The impact of local geochemical variability on quantifying hillslope soil production and chemical weathering

Soil-mantled upland landscapes are widespread across the habitable world, support extensive life, and are the interface between the atmosphere, hydrosphere, and lithosphere but typically are not cultivated. Soil found across such landscapes fits the conceptual framework of a physically mobile layer derived from the underlying parent material along with some locally derived organic content. The extent and persistence of these upland soils depend on the long-term balance between soil production and erosion. Here we briefly review methods used to quantify the physical and chemical processes of soil production and erosion and revisit three granitic study areas in southeastern Australia and northern California that enabled early quantification of the soil production function and topographic controls on chemical weathering. We then present new major and trace element data from 2-m by 2-m pits dug at each field site to quantify local variability of Zr concentrations and the chemical index of alteration (CIA), weathering indices used to determine chemical weathering rates and extents in soils and saprolites.

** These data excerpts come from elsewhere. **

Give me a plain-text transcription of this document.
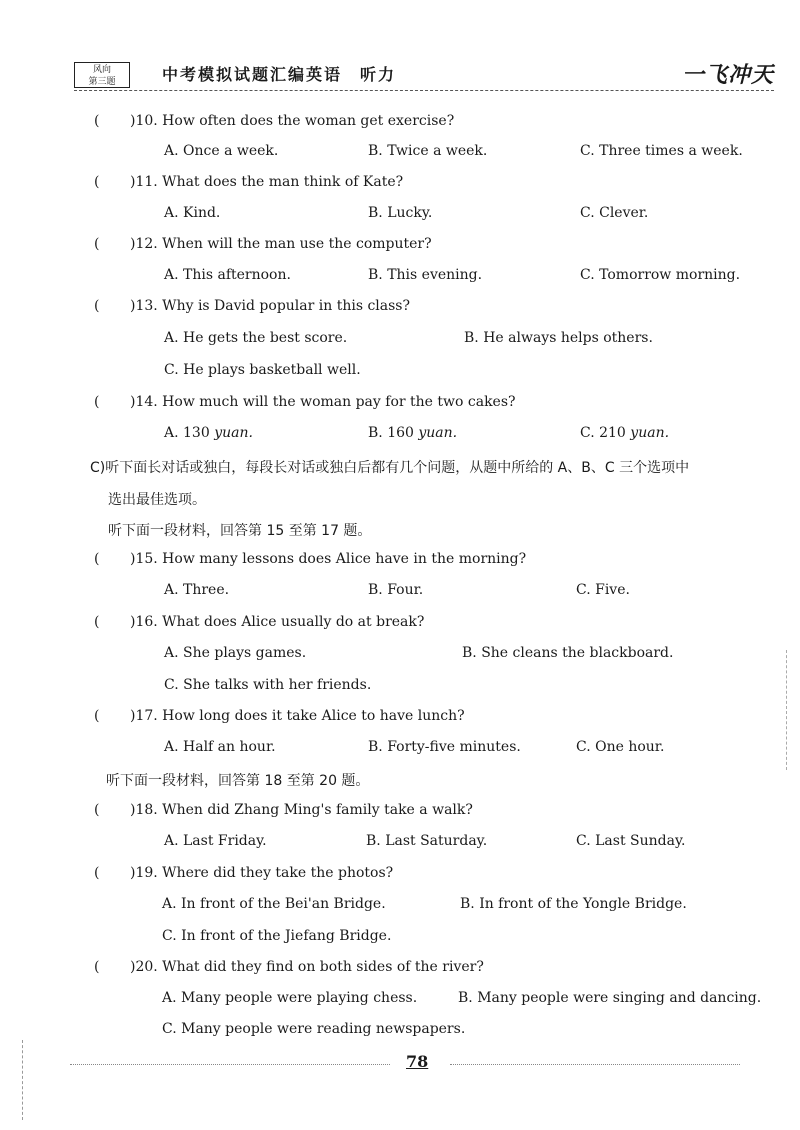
风向
第三题	中考模拟试题汇编英语　听力	一飞冲天
( )10. How often does the woman get exercise?
A. Once a week.	B. Twice a week.	C. Three times a week.
( )11. What does the man think of Kate?
A. Kind.	B. Lucky.	C. Clever.
( )12. When will the man use the computer?
A. This afternoon.	B. This evening.	C. Tomorrow morning.
( )13. Why is David popular in this class?
A. He gets the best score.	B. He always helps others.
C. He plays basketball well.
( )14. How much will the woman pay for the two cakes?
A. 130 yuan.	B. 160 yuan.	C. 210 yuan.
C)听下面长对话或独白，每段长对话或独白后都有几个问题，从题中所给的 A、B、C 三个选项中
选出最佳选项。
听下面一段材料，回答第 15 至第 17 题。
( )15. How many lessons does Alice have in the morning?
A. Three.	B. Four.	C. Five.
( )16. What does Alice usually do at break?
A. She plays games.	B. She cleans the blackboard.
C. She talks with her friends.
( )17. How long does it take Alice to have lunch?
A. Half an hour.	B. Forty-five minutes.	C. One hour.
听下面一段材料，回答第 18 至第 20 题。
( )18. When did Zhang Ming's family take a walk?
A. Last Friday.	B. Last Saturday.	C. Last Sunday.
( )19. Where did they take the photos?
A. In front of the Bei'an Bridge.	B. In front of the Yongle Bridge.
C. In front of the Jiefang Bridge.
( )20. What did they find on both sides of the river?
A. Many people were playing chess.	B. Many people were singing and dancing.
C. Many people were reading newspapers.
78
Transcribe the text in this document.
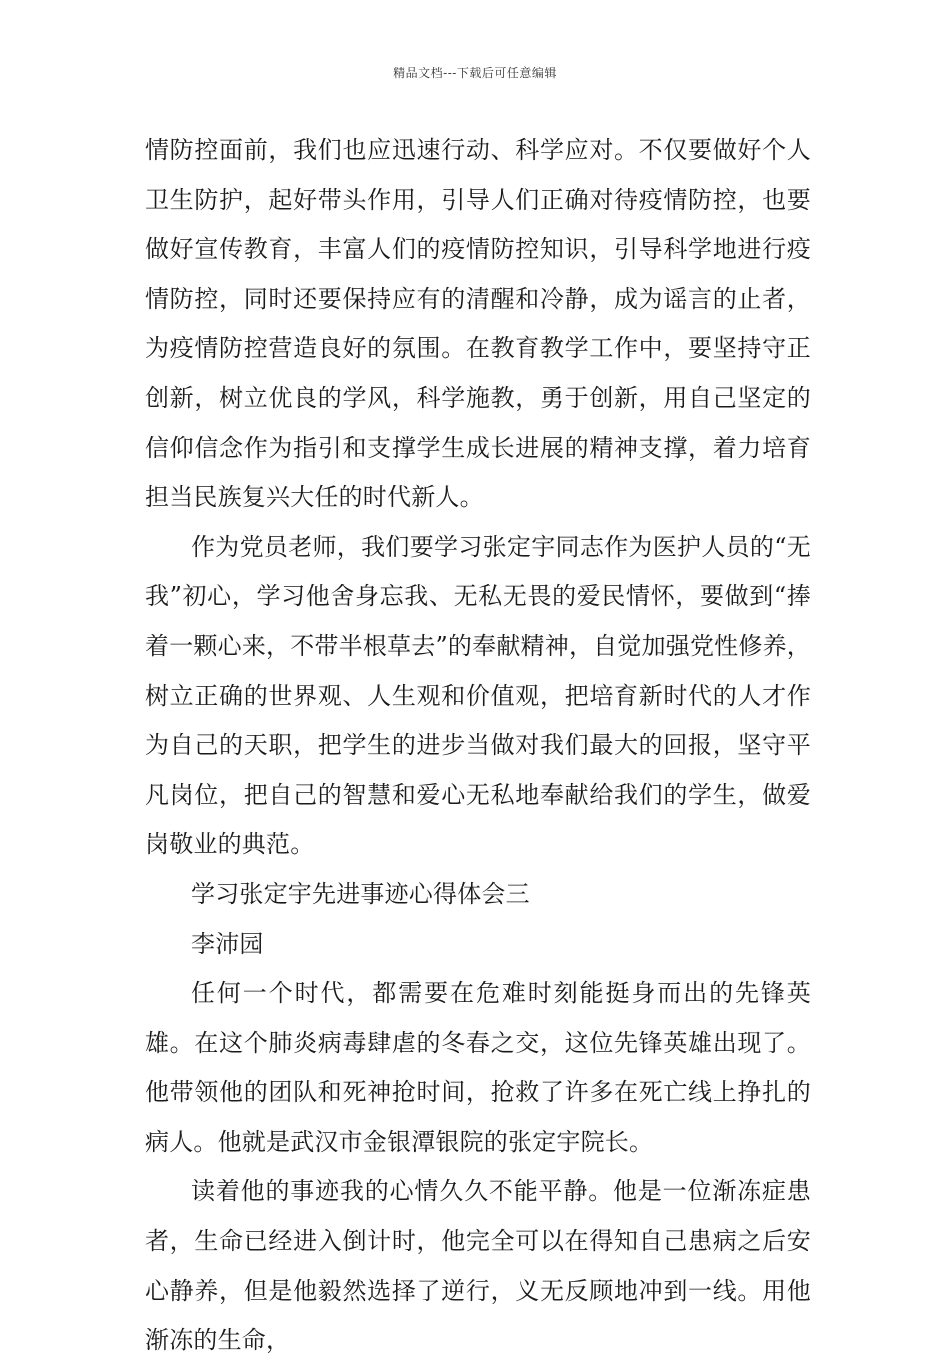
精品文档---下载后可任意编辑

情防控面前，我们也应迅速行动、科学应对。不仅要做好个人卫生防护，起好带头作用，引导人们正确对待疫情防控，也要做好宣传教育，丰富人们的疫情防控知识，引导科学地进行疫情防控，同时还要保持应有的清醒和冷静，成为谣言的止者，为疫情防控营造良好的氛围。在教育教学工作中，要坚持守正创新，树立优良的学风，科学施教，勇于创新，用自己坚定的信仰信念作为指引和支撑学生成长进展的精神支撑，着力培育担当民族复兴大任的时代新人。

作为党员老师，我们要学习张定宇同志作为医护人员的“无我”初心，学习他舍身忘我、无私无畏的爱民情怀，要做到“捧着一颗心来，不带半根草去”的奉献精神，自觉加强党性修养，树立正确的世界观、人生观和价值观，把培育新时代的人才作为自己的天职，把学生的进步当做对我们最大的回报，坚守平凡岗位，把自己的智慧和爱心无私地奉献给我们的学生，做爱岗敬业的典范。

学习张定宇先进事迹心得体会三

李沛园

任何一个时代，都需要在危难时刻能挺身而出的先锋英雄。在这个肺炎病毒肆虐的冬春之交，这位先锋英雄出现了。他带领他的团队和死神抢时间，抢救了许多在死亡线上挣扎的病人。他就是武汉市金银潭银院的张定宇院长。

读着他的事迹我的心情久久不能平静。他是一位渐冻症患者，生命已经进入倒计时，他完全可以在得知自己患病之后安心静养，但是他毅然选择了逆行，义无反顾地冲到一线。用他渐冻的生命，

Using both new and previously published data, we compare differences between local variability and regional, as well as intersite variability of these important indices. For each of the 2-m pits, we collected 25 samples and found that the simple mean and the 2. σ standard deviation best describe the local variation in the data. We also find that the variability in the 2-m pit data lies within variability observed in the same data from samples collected in individual soil pits across each of the field sites and that the differences between sites are consistent with previously published results. These observations highlight the importance of quantifying local scale variability in studies that use similar, multifaceted measurements to quantify hillslope soil production and erosion processes.